休日に何をしていますか?

 一体、何を話せばAIか、AIじゃないかを見分けられるのだろうか?

 AIの専門家ならわかるのかもしれないけれど、僕はそうじゃない。


 自然と出来上がった男女二人ずつの三グループ。

 僕のパートナーは香菜。

 他の二組も、それぞれで何か相談しているみたいだ。

 

「生活じゃないかな?」

「え? どういうこと?」

「患者さんの生活を知るために、『休日に何をしていますか?』みたいに聞くことがあるの。AIって結局プログラムだから、生活していないわけでしょ? だから休日のことを聞いたらわかるかなって」

「――休日のことか。それにするか」


 タイマーはすでに6:30を超えた。

 手をこまねいていても、何も変わらない。

 少しでも話してヒントを得なければ、THE ENDジ・エンドなのだ。


 香菜の提案をみんなに伝えると、四人とも頷いてくれた。

「それじゃあ」と、まず香菜が口を開いた。


「私は平日にアルバイトをしたり遊んだりしがちなので、休日にむしろ勉強して課題に追いついていることが多いかな」


 何だか真面目だな。

 でもそういう面が、とても信頼できる感じがして、僕は嫌いじゃない。

 香菜が「知也くんは?」と振り返る。


「インドアなんだ。ゴロゴロして本を読んでいることが多いかな。最近は外に出かけるようにしているけどね。コロナで体もなまりすぎているんで」


 コロナで体もなまりすぎている、のところで「あー、わかるー」という空気。

 次におずおずと口を開いたのは、宮下さんだった。


「休日は友達とか家族と一緒に出かけたり、サッカーをしたりしています。時間があれば、自分のサッカーの力を伸ばすためにトレーニングをしたりもしています」

「サッカー好きだね! ほんと」


 YouTuberの田中裕太が盛大なリアクションでのけぞると、宮下さんはポニーテールの後頭部に手を当てて小さく舌を出した。


「田中くん、君は?」

「YouTube動画のためのネタ探しをしにいくことが多いよ!」


 顎に手をあてて、ギョロリと目を見開く。

 なんだかいかにも「イイね!」の高評価と、「チャンネル登録」を求めているような顔に、何だか別種の生き物を見ている感じがした。僕は気を取り直して、視線を次へと動かした。
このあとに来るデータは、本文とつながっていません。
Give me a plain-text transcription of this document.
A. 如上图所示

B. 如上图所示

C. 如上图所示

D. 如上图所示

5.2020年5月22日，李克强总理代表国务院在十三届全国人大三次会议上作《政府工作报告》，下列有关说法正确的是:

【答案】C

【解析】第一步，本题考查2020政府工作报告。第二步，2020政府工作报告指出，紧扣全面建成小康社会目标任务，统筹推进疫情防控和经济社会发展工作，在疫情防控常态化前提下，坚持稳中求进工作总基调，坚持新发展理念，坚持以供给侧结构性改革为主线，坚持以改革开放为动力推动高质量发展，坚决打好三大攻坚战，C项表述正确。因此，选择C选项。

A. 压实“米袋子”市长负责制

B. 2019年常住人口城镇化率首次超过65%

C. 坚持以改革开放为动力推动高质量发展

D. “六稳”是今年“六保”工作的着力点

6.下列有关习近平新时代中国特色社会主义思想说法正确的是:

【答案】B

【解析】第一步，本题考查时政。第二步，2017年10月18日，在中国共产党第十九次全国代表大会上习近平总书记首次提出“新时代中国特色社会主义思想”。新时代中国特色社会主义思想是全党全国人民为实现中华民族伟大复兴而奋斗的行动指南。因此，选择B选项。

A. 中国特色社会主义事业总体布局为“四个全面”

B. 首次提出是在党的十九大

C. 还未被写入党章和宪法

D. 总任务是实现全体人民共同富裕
「まぁ、日曜日はギリギリで家族サービスしているよ。子供をどっかに連れて行くとかな」

「主婦に休日って無いですからね。なんなら子供たちが学校にいっている時間が休日みたいなものです」


 大人2人組の返答は落ち着いたものだった。


「子供たちが学校にいる時間って、実は休日になってるの?」


 好奇心を浮かべた表情で、宮下弥生が結城未映子に問いかけた。


「いや、そんなことはないですよ。子供たちがいない時間が休日になるのは、家事を片付ける時間なんですよ。家事を片付けてから休日として楽しめる時間があるといいなぁと思うんですよね」

「そうなんだ。確かに、子供たちがいない時間を有効活用して、楽しむ時間を作るのはいいですね」


 結婚して家庭をもつ女性と、そんな未来をまだ選択する手前にある女性研究者の卵。

「いいですね」と言いながら、彼女が本当に「主婦」である結城さんことをリスペクトしているのかは、わからなかった。

 女性研究者はしばしばキャリア上、厳しい立場にあり、主婦に収まる女性に対して苛立ちを覚えたりするみたいだから。
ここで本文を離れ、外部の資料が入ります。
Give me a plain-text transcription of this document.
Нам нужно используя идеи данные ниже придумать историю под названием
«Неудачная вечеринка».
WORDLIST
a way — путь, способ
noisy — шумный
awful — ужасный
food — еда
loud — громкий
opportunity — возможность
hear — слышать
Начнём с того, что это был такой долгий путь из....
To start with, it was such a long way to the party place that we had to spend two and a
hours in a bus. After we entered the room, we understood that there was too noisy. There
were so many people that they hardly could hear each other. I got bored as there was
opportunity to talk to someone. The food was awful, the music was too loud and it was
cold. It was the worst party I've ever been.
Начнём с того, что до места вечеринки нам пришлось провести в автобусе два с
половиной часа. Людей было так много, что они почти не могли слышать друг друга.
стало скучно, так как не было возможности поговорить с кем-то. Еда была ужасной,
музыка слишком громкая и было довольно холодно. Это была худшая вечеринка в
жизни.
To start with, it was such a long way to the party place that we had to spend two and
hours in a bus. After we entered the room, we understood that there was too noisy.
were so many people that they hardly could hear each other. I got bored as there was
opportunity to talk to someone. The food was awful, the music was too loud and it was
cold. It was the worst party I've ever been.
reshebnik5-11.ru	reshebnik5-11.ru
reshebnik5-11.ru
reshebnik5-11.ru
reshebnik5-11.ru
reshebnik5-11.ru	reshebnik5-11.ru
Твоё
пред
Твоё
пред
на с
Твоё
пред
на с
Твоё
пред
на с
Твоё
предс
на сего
 二人の間に、そんな緊張感を覚えたのは、僕だけだろうか。


「本好きなんだね。古本屋巡りとかはしないの?」


 隣から香菜が上目遣いで、僕の顔を覗き込む。


「古本屋巡りはあまりしないかな。でも、興味はあるよ。――今度、いっしょに行こうか?」

「この部屋から出られたらね!」


 誘われたような、振られたような。


 でも彼女の隣に立っていることは、なんだかとても気分が良かった。

 こんな最悪なデスゲームの中だけれど。

 彼女がAIでないことを願わざるをえない。


 カウントダウンタイマーの数字はついに「4」へと突入した。